Here at ZEISS, we certainly can! As the pioneer of science, ZEISS handles the ever-changing environments in a fast-paced world, meeting it with cutting edge technologies and continuous advancements. ZEISS believes that innovation and technology are the key to a sustainable future and solutions for global change. We have a diverse range of portfolios throughout the ZEISS family in segments like Industrial Quality & Research, Medical Technology, Consumer Markets and Semiconductor Manufacturing Technology. We are a global company with over 42,000 employees and have over 4,000 in the US and Canada alone! Make a difference, come join the team!
What’s the role?
The Vice President of Learning and Development is responsible for creating and executing strategies that enhance employee skills, leadership capabilities, and organizational performance. This role oversees the design, implementation, and evaluation of learning programs aligned with the company’s goals, ensuring a culture of continuous development and innovation.
Sound Interesting?
Here’s what you’ll do:
Strategic Leadership
- Develop and implement a comprehensive learning and development strategy aligned with organizational goals and ZEISS's corporate values.
- Collaborate with senior leadership to identify skill gaps and future workforce needs.
- Drive innovation in learning methodologies, leveraging technology and best practices.
Program Development
- Design and oversee leadership development programs to build a strong pipeline of future leaders.
- Implement training initiatives to support employee growth, technical expertise, and compliance requirements.

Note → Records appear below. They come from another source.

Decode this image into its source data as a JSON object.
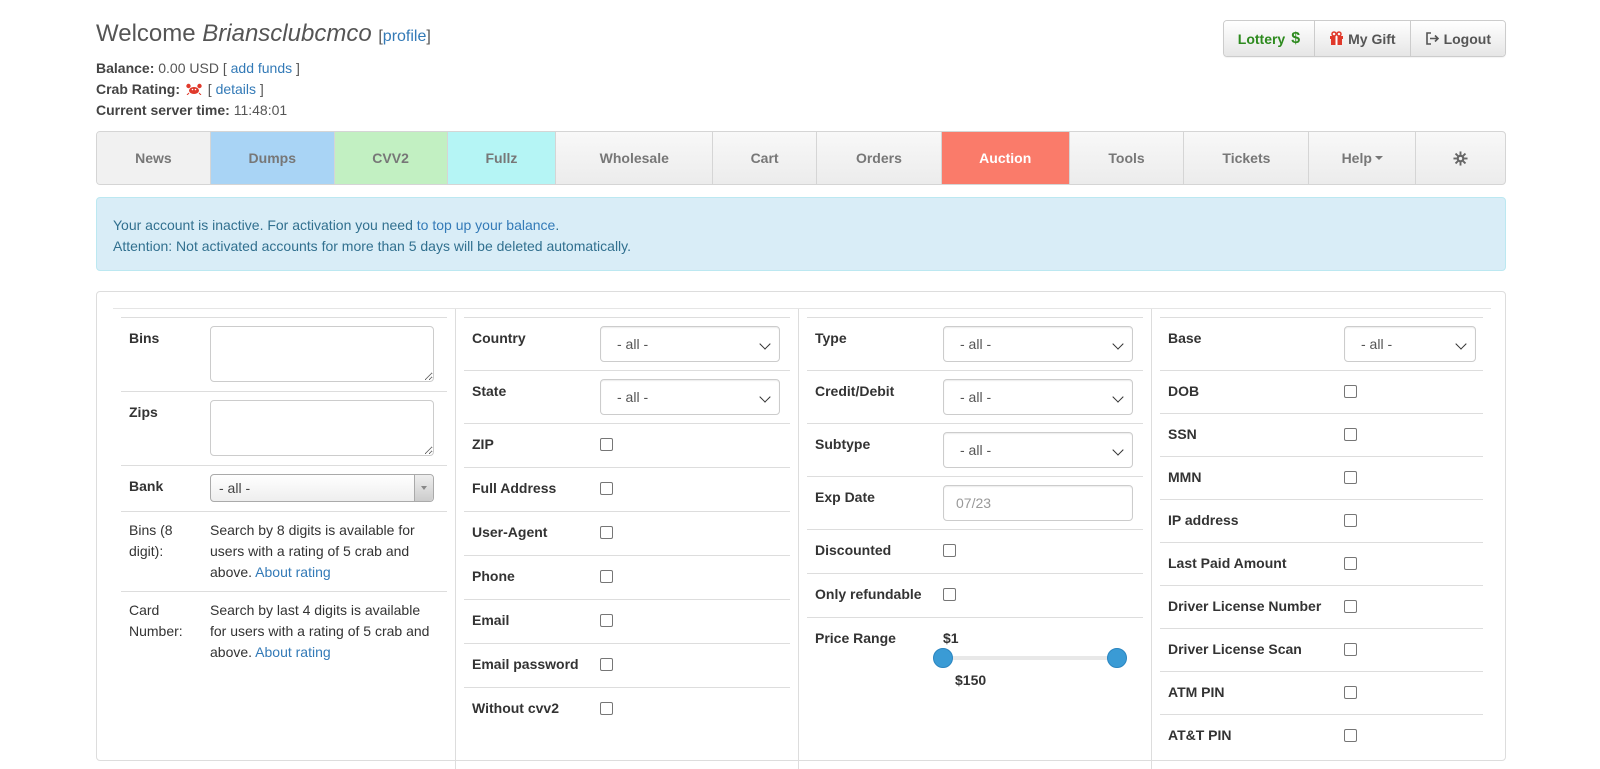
{
  "header": {
    "welcome_prefix": "Welcome",
    "username": "Briansclubcmco",
    "profile_link": "profile",
    "balance_label": "Balance:",
    "balance_value": "0.00 USD",
    "add_funds": "add funds",
    "crab_label": "Crab Rating:",
    "details_link": "details",
    "time_label": "Current server time:",
    "time_value": "11:48:01"
  },
  "top_buttons": {
    "lottery": "Lottery",
    "lottery_symbol": "$",
    "gift": "My Gift",
    "logout": "Logout"
  },
  "nav": [
    {
      "label": "News",
      "color": "#f1f1f1"
    },
    {
      "label": "Dumps",
      "color": "#a9d4f5"
    },
    {
      "label": "CVV2",
      "color": "#c2f0c2"
    },
    {
      "label": "Fullz",
      "color": "#b5f5f5"
    },
    {
      "label": "Wholesale",
      "color": "#f1f1f1"
    },
    {
      "label": "Cart",
      "color": "#f1f1f1"
    },
    {
      "label": "Orders",
      "color": "#f1f1f1"
    },
    {
      "label": "Auction",
      "color": "#fa7b6a"
    },
    {
      "label": "Tools",
      "color": "#f1f1f1"
    },
    {
      "label": "Tickets",
      "color": "#f1f1f1"
    },
    {
      "label": "Help",
      "color": "#f1f1f1"
    }
  ],
  "alert": {
    "line1_text": "Your account is inactive. For activation you need",
    "line1_link": "to top up your balance",
    "line1_end": ".",
    "line2": "Attention: Not activated accounts for more than 5 days will be deleted automatically."
  },
  "filters": {
    "col1": {
      "bins_label": "Bins",
      "zips_label": "Zips",
      "bank_label": "Bank",
      "bank_value": "- all -",
      "bins8_label": "Bins (8 digit):",
      "bins8_desc": "Search by 8 digits is available for users with a rating of 5 crab and above.",
      "bins8_link": "About rating",
      "card_label": "Card Number:",
      "card_desc": "Search by last 4 digits is available for users with a rating of 5 crab and above.",
      "card_link": "About rating"
    },
    "col2": {
      "country_label": "Country",
      "country_value": "- all -",
      "state_label": "State",
      "state_value": "- all -",
      "checks": [
        "ZIP",
        "Full Address",
        "User-Agent",
        "Phone",
        "Email",
        "Email password",
        "Without cvv2"
      ]
    },
    "col3": {
      "type_label": "Type",
      "type_value": "- all -",
      "credit_label": "Credit/Debit",
      "credit_value": "- all -",
      "subtype_label": "Subtype",
      "subtype_value": "- all -",
      "exp_label": "Exp Date",
      "exp_placeholder": "07/23",
      "discounted_label": "Discounted",
      "refundable_label": "Only refundable",
      "price_label": "Price Range",
      "price_min": "$1",
      "price_max": "$150"
    },
    "col4": {
      "base_label": "Base",
      "base_value": "- all -",
      "checks": [
        "DOB",
        "SSN",
        "MMN",
        "IP address",
        "Last Paid Amount",
        "Driver License Number",
        "Driver License Scan",
        "ATM PIN",
        "AT&T PIN"
      ]
    }
  },
  "colors": {
    "accent_link": "#337ab7",
    "alert_bg": "#d9edf7",
    "alert_text": "#31708f",
    "slider_handle": "#3a9bd5"
  }
}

- Ensure programs address diversity, equity, and inclusion (DEI) to foster an inclusive workplace.
Operational Oversight
- Manage the Learning and Development team, ensuring alignment with organizational priorities.
- Oversee budgets, vendor relationships, and resource allocation for training initiatives.

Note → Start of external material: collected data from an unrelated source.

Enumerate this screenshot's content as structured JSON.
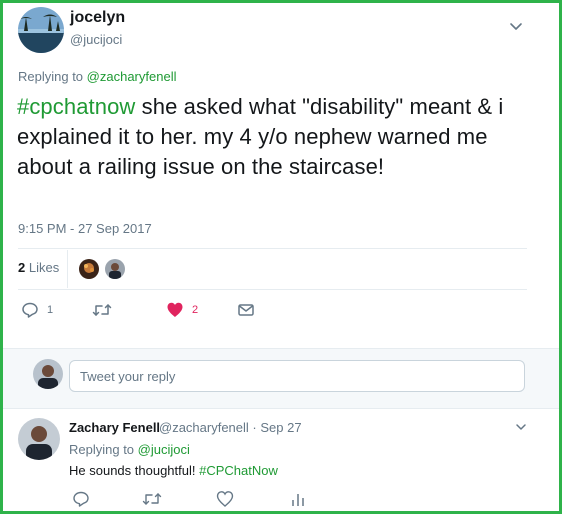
{
  "main_tweet": {
    "display_name": "jocelyn",
    "handle": "@jucijoci",
    "replying_prefix": "Replying to",
    "replying_to": "@zacharyfenell",
    "hashtag": "#cpchatnow",
    "text": " she asked what \"disability\" meant & i explained it to her. my 4 y/o nephew warned me about a railing issue on the staircase!",
    "timestamp": "9:15 PM - 27 Sep 2017",
    "likes_count": "2",
    "likes_label": "Likes",
    "actions": {
      "reply_count": "1",
      "like_count": "2"
    }
  },
  "reply_composer": {
    "placeholder": "Tweet your reply"
  },
  "reply_tweet": {
    "display_name": "Zachary Fenell",
    "handle_date": "@zacharyfenell · Sep 27",
    "replying_prefix": "Replying to",
    "replying_to": "@jucijoci",
    "text": "He sounds thoughtful! ",
    "hashtag": "#CPChatNow"
  },
  "colors": {
    "frame_border": "#2fb34a",
    "link": "#1f9a34",
    "muted": "#657786",
    "like": "#e0245e",
    "divider": "#e6ecf0"
  },
  "icons": {
    "reply": "reply-icon",
    "retweet": "retweet-icon",
    "like": "heart-icon",
    "dm": "envelope-icon",
    "analytics": "analytics-icon",
    "more": "chevron-down-icon"
  }
}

- Measure the effectiveness of learning programs through KPIs, feedback, and ROI analysis.
Change Management
- Lead efforts to embed a culture of continuous learning and adaptability across the organization.

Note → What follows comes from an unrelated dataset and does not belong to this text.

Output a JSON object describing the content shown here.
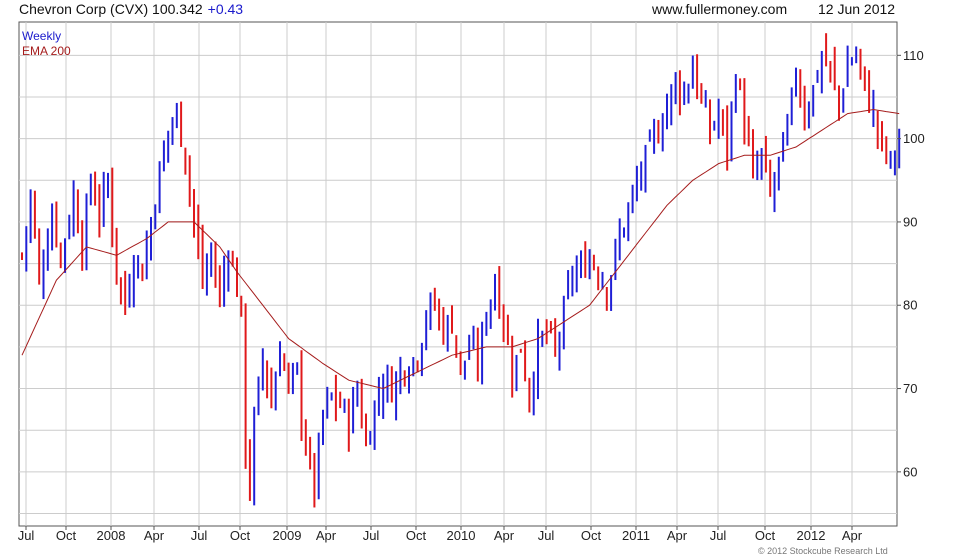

- Support employees and leaders in navigating organizational changes through targeted training and development.
Stakeholder Engagement
- Partner with HR, business leaders, and external vendors to deliver impactful learning solutions.
- Communicate the value of learning initiatives to stakeholders and secure buy-in.
- Review tracking of medical equipment if applicable (e.g., according to FDA requirements).
- Completely assigned new on-boarding hire activities in particular product certifications.
- Ensure all experience/show rooms are kept in running order, enabled for remote and in-person demos working in cooperation with leadership of VTS Support Team.
- Will adhere to all expense rules and complete report as expenses require.
Travel: 30% to 65%
Environment is fast paced with rapidly changing priorities. Works in different locations on a day-to-day basis including home, office, customer sites and a variety of transportation hubs and vehicles. Prolonged sitting, standing and use of a computer and phone. Working additional hours on short notice, including weekends, may be required.
Do you qualify?
- Bachelor’s degree required; Master’s degree preferred.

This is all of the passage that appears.